Posted by: sN on October 12, 2008 12:29 AM



sN - Where is your righteous anger at the efforts to keep people from voting? Where is your righteous anger at the efforts to use easily hackable Diebold voting machines? Where is your righteous anger at overzealous efforts to purge voters from the rolls? Where is your righteous anger at the disparity in the ratio of voting machines between districts that have led to excessive waiting in districts that trend Dem rather than Pub?

If repeated investigations by DoJ and others who for partisan reasons want to find fraudulent voter registration and fraudulent voting have failed repeatedly to find any significant evidence that it is taking place, why is this a major issue for you?

Posted by: Chris White on October 12, 2008 9:00 AM



I'm not really trying to persuade you, sN. There are more people than you and me reading this thread.

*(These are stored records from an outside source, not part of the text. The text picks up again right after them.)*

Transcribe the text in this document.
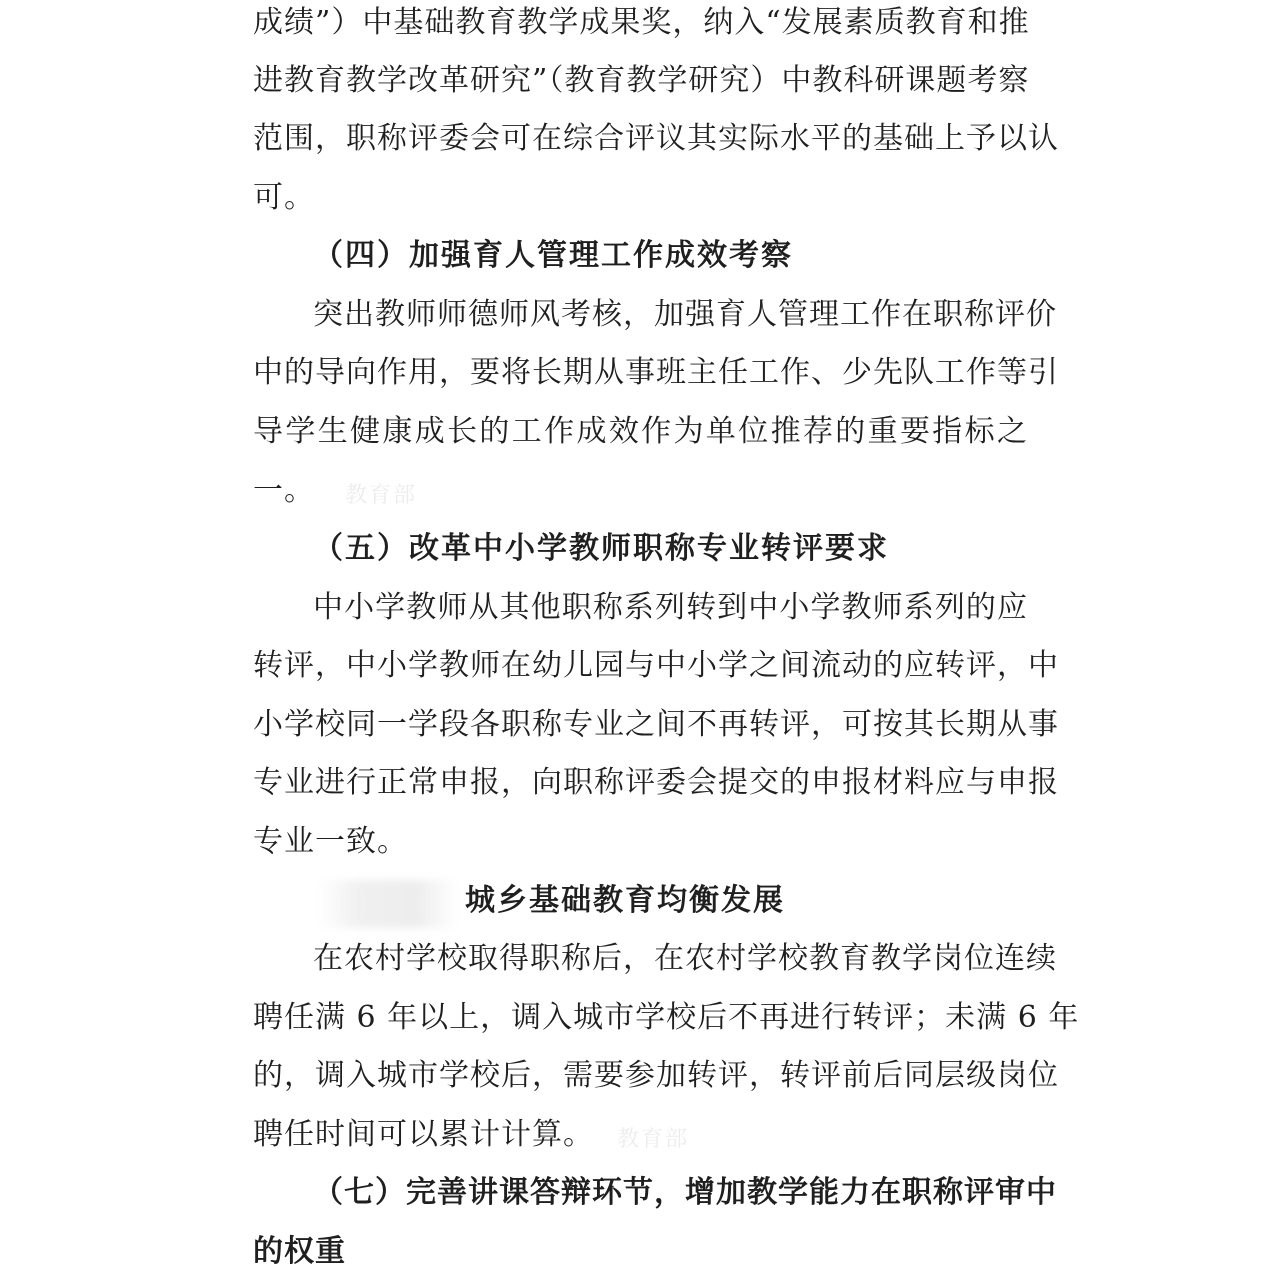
成绩”）中基础教育教学成果奖，纳入“发展素质教育和推
进教育教学改革研究”（教育教学研究）中教科研课题考察
范围，职称评委会可在综合评议其实际水平的基础上予以认
可。
（四）加强育人管理工作成效考察
突出教师师德师风考核，加强育人管理工作在职称评价
中的导向作用，要将长期从事班主任工作、少先队工作等引
导学生健康成长的工作成效作为单位推荐的重要指标之
一。	教育部
（五）改革中小学教师职称专业转评要求
中小学教师从其他职称系列转到中小学教师系列的应
转评，中小学教师在幼儿园与中小学之间流动的应转评，中
小学校同一学段各职称专业之间不再转评，可按其长期从事
专业进行正常申报，向职称评委会提交的申报材料应与申报
专业一致。
城乡基础教育均衡发展
在农村学校取得职称后，在农村学校教育教学岗位连续
聘任满 6 年以上，调入城市学校后不再进行转评；未满 6 年
的，调入城市学校后，需要参加转评，转评前后同层级岗位
聘任时间可以累计计算。	教育部
（七）完善讲课答辩环节，增加教学能力在职称评审中
的权重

Caddell plays a Democrat on Fox but it's been a long, long time since Democrats accepted him as one.

You have not responded in any way to what I said about the Republican strategy of voter discouragement, which uses multiple legal and illegal tactics to reduce turnout, especially in Democratic areas, nor have you responded to the fact that the hooplah about voter fraud is part of this Republican strategy, nor have you responded to the fact that the fraud in these cases is fraud against ACORN, which ACORN helps prosecute, nor have you responded to the fact that an enormous effort by the Republican Department of Justice found a very few very small cases to prosecute.

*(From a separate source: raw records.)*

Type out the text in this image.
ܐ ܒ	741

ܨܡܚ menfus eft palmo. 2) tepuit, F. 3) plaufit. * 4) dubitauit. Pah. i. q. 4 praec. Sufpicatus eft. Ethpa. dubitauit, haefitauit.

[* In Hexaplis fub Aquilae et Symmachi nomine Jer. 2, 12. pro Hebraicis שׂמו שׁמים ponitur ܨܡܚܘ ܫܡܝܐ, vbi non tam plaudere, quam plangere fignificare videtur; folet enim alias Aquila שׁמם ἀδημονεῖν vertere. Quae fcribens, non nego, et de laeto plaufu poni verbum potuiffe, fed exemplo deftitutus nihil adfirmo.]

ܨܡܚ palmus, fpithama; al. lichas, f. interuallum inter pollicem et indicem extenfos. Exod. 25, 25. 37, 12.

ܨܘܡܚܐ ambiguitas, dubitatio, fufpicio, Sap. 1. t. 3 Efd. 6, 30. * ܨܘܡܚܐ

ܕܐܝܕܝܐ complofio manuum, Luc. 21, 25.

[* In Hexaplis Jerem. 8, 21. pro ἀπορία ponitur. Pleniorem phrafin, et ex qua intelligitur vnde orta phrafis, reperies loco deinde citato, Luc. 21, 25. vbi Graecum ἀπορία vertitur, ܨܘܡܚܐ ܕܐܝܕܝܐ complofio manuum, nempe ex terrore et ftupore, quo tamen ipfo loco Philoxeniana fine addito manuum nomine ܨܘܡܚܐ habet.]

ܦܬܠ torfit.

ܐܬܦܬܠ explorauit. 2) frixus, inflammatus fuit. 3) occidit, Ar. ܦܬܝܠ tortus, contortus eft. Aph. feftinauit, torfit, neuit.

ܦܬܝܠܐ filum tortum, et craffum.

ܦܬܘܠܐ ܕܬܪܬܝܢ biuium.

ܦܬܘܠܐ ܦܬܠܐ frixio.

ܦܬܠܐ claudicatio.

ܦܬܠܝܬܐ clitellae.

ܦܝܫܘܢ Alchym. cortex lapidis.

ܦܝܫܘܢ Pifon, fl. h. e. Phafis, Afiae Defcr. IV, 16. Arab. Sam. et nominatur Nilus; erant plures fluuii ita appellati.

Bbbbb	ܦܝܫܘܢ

And don't you ever call anyone partisan again.

Posted by: John Emerson on October 12, 2008 10:18 AM



The question here seems to be: Which party is more corrupt? The answer is neither. Both parties engage in fraud, and I'd wager they both do it to the same degree.

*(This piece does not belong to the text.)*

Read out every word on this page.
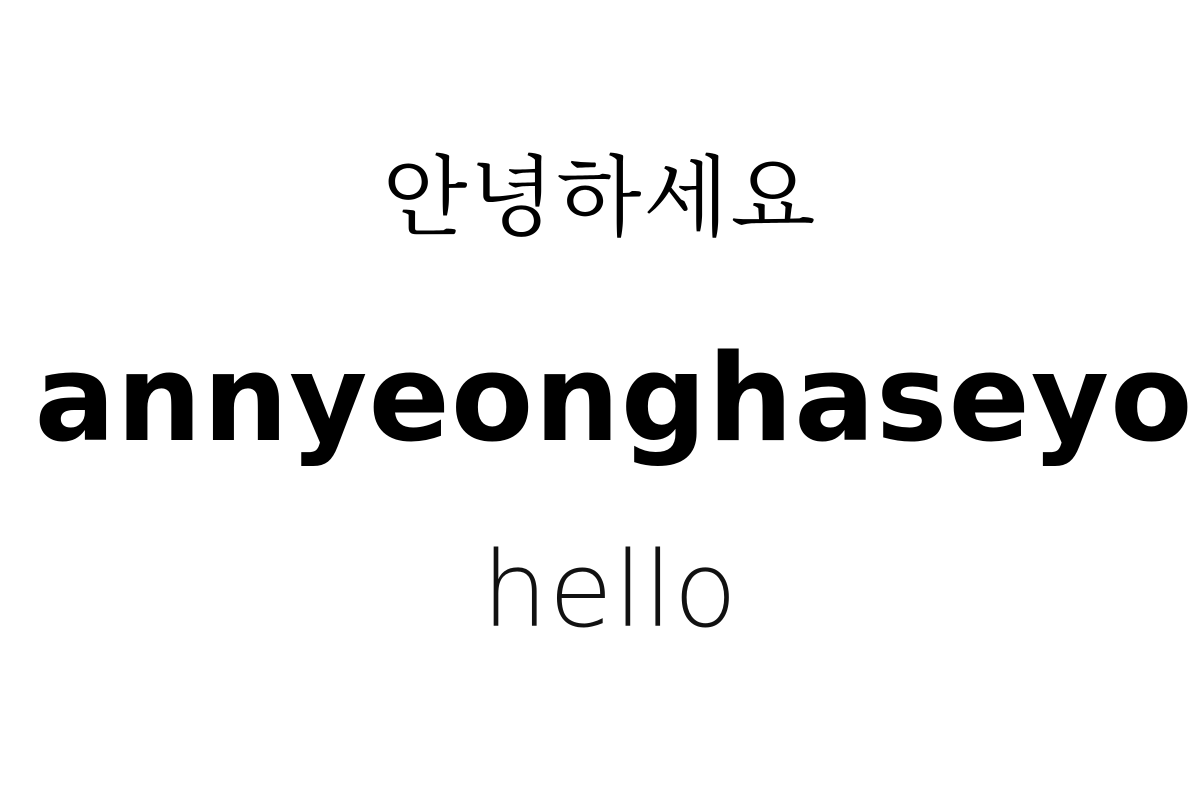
안녕하세요
annyeonghaseyo
hello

We're in the midst of one of the most godawful financial scandals in the history of the country. Both parties participated in bringing us to this castastrophe. Both the Clinton and the Bush administrations pushed for sub-prime mortgages for minorities who had no hope of ever paying back their debts. Clinton did it to get black votes. Bush did it to get hispanic votes.

I worked for a decade for a corporate law firm that played a huge role in orchestarting and funding Democratic candidates. When it came to campaign contributions, they paid equally into the Democratic and Republican parties. This experience purged me of the belief that one or the other parties is the party of the "little guy." Since my lawyer bosses were among the richest people in the world, the experience also disabused me of the notion that the Democratic Party is the party of working people.

When it comes to illegal immigration, which may be at the core of voter fraud issues, both parties are equally detestable. On a personal level, both Obama and McCain advocate unfettered illegal immigration. There is no difference.

Both presidential candidates are equally unattractive. Both are up to their necks in the current financial grand theft. How the posters to this site find something to differentiate between the two, or between the two parties... well, it beats me.

Posted by: Shouting Thomas on October 12, 2008 11:32 AM



Amazingly this is one of the times I find ST saying something I agree with and applaud. Our opinions about what we might best do to solve these problems may be vastly different but we heartily agree on one fundamental point, both major parties are creatures of the same elite.

I resent the position we have been put in as citizen voters. Our only viable choice is between the two major parties. This is merely deciding which faction of the status quo elite will be given the gavel. This is why my quixotic political campaign is for instant runoff voting.

Rather than tossing out any other bones of contention, let me offer ST a beer ... local microbrew, of course.

Posted by: Chris White on October 12, 2008 12:30 PM



I'd wager they both do it to the same degree.

That's what most Republicans think. "We're no worse than they are" is their bottom line.

The financial meltdown is not the result of home loans to minorities. It's the result of leveraging bad loans, only a small percentage of which were made by Fannie Mae or Freddy Mac.